Mas permanece o fato que em sua essência Set representa algo que é quase sempre tratado com suspeita: a psique humana em oposição ao veiculo do corpo, expresso como uma força “de fora” que dá a humanidade o poder de perturbar o cosmos natural ao seu redor. Set foi o deus do forasteiro e do estrangeiro e representa essa qualidade na sociedade e no panteão Egípcio. Entre os deuses apenas Set era possivelmente verdadeiramente imortal.(Bonnett, p 714 e Hornung pp 157-158.) Set tem o poder e a vontade de “agir contra a lei natural e a ordem” do universo (Cf. Bonnet p 714). Esta é a essência do porque o culto de Set foi cisto como um protótipo do caminho da mão esquerda na tradição ocidental.
Infelizmente a tradição egípcia, apesar do grande número de documentos antigos disponíveis permanece de difícil entendimento quanto a sua base filosófica. Isso é devido em parte ao modo de expressão concreto da própria filosofia egípcia (pré-helênica), e em parte porque nos últimos dias dessa cultura as funções de Set foram vilanizadas e obscurecidas – mas também amplamente pelo habito egípcio do henoteismo. Em oposição aos modelos Sumérios e Indo-Europeus que identificavam com clareza certos princípios e funções com certas formas divinas, os egípcios podiam identificar virtualmente qualquer principio ou função com qualquer deus considerado deus supremo. Isso tornou muito fácil para eles manter todas as funções e símbolos importantes de Set, transferindo as para deuses como Amon-Ra, Thoth ou Anúbis. Nos momentos finais parece ter se tornado de grande importância evitar até mesmo mencionar o nome de Set ou a caracterização do Animal Set.
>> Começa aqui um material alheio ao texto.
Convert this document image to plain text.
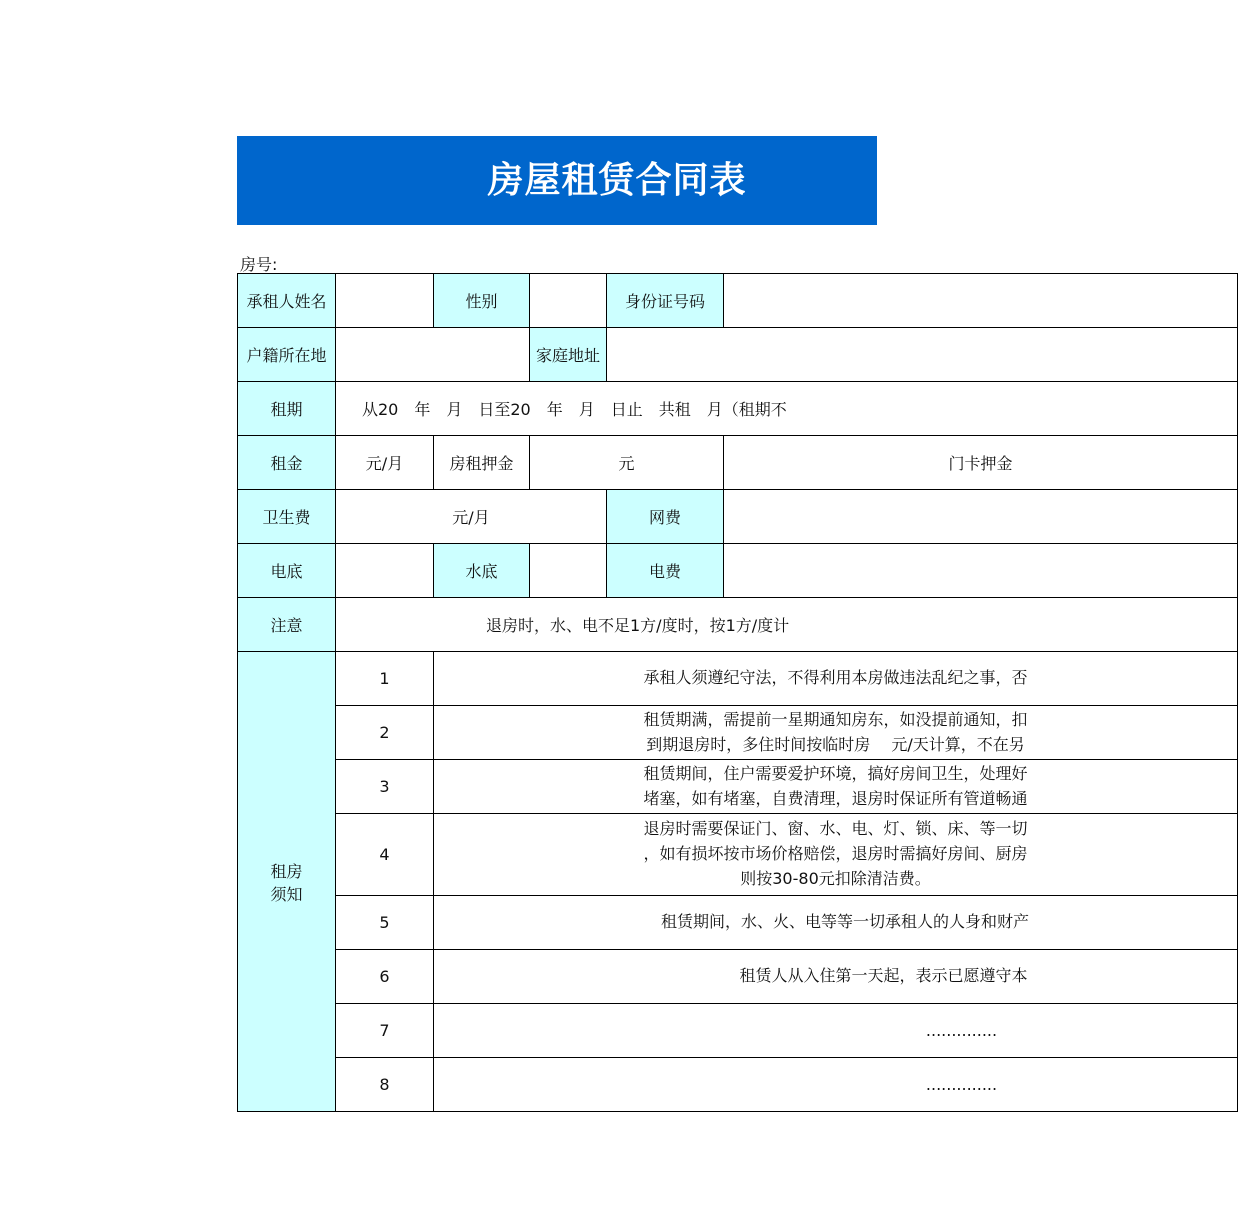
房屋租赁合同表
房号:
承租人姓名		性别		身份证号码	
户籍所在地			家庭地址		
租期	从20　年　月　日至20　年　月　日止　共租　月（租期不				
租金	元/月	房租押金	元		门卡押金
卫生费	元/月			网费	
电底		水底		电费	
注意	退房时，水、电不足1方/度时，按1方/度计				

租房
须知	1	承租人须遵纪守法，不得利用本房做违法乱纪之事，否			

	2	租赁期满，需提前一星期通知房东，如没提前通知，扣
到期退房时，多住时间按临时房　 元/天计算，不在另			

	3	租赁期间，住户需要爱护环境，搞好房间卫生，处理好
堵塞，如有堵塞，自费清理，退房时保证所有管道畅通			

	4	退房时需要保证门、窗、水、电、灯、锁、床、等一切
，如有损坏按市场价格赔偿，退房时需搞好房间、厨房
则按30-80元扣除清洁费。			

	5	租赁期间，水、火、电等等一切承租人的人身和财产			

	6	租赁人从入住第一天起，表示已愿遵守本			

	7	..............			

	8	..............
Já na XIX dinastia o epiteto “seguidor de Set” era usado de forma pejorativa. Um escriva de nome Kenhirkhopeshef (que morreu em 1191 a.c) escreveu em um papiro em que descrevia as “Marcas dos Seguidores de Set”. O papiro está hoje em má condição, devido as lacunas no texto, mas a descrição é clara:
“O deus nele é Set… ele é um homem do povo.. ele morre pela morte dos tendões… Ele é um coração dissoluto no dia do julgamento.. descontente em seu coração. Se ele bebe cerveja é para engendrar contenda e turbulência. A vermelhidão do branco dos seus olhos é seu deus. Ele é aquele que bebe o que detesta. Ele é amado pelas mulheres por sua grandeza – a grandeza dele em amar elas. Apesar dele ser parente real ele tem a personalidade de um homem do povo… Ele não descerá para o oeste, mas está localizado no deserto como a presa de pássaros vorazes. Ele bebe cerveja para criar turbulência e disputas… Ele pegara em armas para guerrear – Ele não fara diferença entre mulher casada e… Assim como qualquer homem que se opor ele punirá.. Massacre vem dele e ele está no Mundo Inferior.” (7)
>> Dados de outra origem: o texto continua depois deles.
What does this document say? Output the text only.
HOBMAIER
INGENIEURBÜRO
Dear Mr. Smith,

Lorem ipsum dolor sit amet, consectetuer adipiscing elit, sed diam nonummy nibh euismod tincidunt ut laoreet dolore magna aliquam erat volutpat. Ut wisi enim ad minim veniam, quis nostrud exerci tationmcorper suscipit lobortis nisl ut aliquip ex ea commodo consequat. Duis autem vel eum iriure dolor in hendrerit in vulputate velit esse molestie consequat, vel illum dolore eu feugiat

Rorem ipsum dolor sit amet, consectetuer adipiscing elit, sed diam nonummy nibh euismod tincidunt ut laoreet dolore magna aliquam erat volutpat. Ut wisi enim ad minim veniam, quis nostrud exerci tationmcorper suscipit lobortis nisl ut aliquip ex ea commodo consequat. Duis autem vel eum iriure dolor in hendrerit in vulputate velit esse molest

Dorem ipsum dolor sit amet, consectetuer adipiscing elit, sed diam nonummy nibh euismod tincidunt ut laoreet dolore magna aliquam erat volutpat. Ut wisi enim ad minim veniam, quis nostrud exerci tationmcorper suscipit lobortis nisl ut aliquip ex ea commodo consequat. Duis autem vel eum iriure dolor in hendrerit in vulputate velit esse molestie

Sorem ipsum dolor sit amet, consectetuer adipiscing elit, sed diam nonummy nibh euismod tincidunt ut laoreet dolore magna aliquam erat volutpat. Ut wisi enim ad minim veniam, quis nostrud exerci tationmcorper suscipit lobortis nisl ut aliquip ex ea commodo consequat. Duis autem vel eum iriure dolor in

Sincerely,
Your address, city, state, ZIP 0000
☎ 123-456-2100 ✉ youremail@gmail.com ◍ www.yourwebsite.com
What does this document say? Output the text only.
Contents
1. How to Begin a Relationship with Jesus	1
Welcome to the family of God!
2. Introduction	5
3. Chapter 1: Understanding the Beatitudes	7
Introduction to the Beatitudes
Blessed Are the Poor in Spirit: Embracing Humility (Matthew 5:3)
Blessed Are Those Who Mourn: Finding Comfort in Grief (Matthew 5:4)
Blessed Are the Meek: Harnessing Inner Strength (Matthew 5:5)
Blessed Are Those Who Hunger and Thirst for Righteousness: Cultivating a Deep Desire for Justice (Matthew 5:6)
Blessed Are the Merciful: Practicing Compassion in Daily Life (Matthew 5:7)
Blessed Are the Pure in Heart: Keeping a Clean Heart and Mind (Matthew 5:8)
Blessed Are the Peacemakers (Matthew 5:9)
Desta descrição podemos inferir algumas pistas da natureza antinomiana das práticas setianas antigas. Quando um ser humano é chamado de “seguidor de Set” na literatura antiga, era geralmente por seu comportamento disruptivo a ordem ao seu redor a principal característica que se tentava demonstrar. (8)
No ocaso da cultura egípcia da XXII dinastia até os períodos Ptolemaicos e Romanos, o culto de Osíris se empenhou em uma “inquisição” contra o culto Setiano, erradicando imagens e templos do deus e celebrando festivais onde crocodilos eram torturados – uma vez que eram vistos como uma das encarnações de Set. O único refúgio dos princípios setianos foram as seitas do gnosticismo egípcio helenizadas.
Foi talvez neste contexto magico da cultura egípcia helenizada que Set atingiu seu maior estado de desenvolvimento filosófico. Em um dos papiros mágicos (Paris = PGM IV) Set é chamado de “Soberano dos Deuses” e até mesmo “Criador dos Deuses”. Isso pode ser explicado até certo ponto pela antiga tradição mágica das formulas henoteístas, mas parece haver algo mais. Parece que durante os primeiros séculos desta era (entre 100 e 400 d.c) uma seita gnóstica conhecida como “Setianos” realizaram uma grande síntese da Filosofia Grega, Religião e Magia Egípcia, mitologia e teologia judaica e outros elementos da tradição mágico-religiosa persa no leste do Mediterrâneo.(9)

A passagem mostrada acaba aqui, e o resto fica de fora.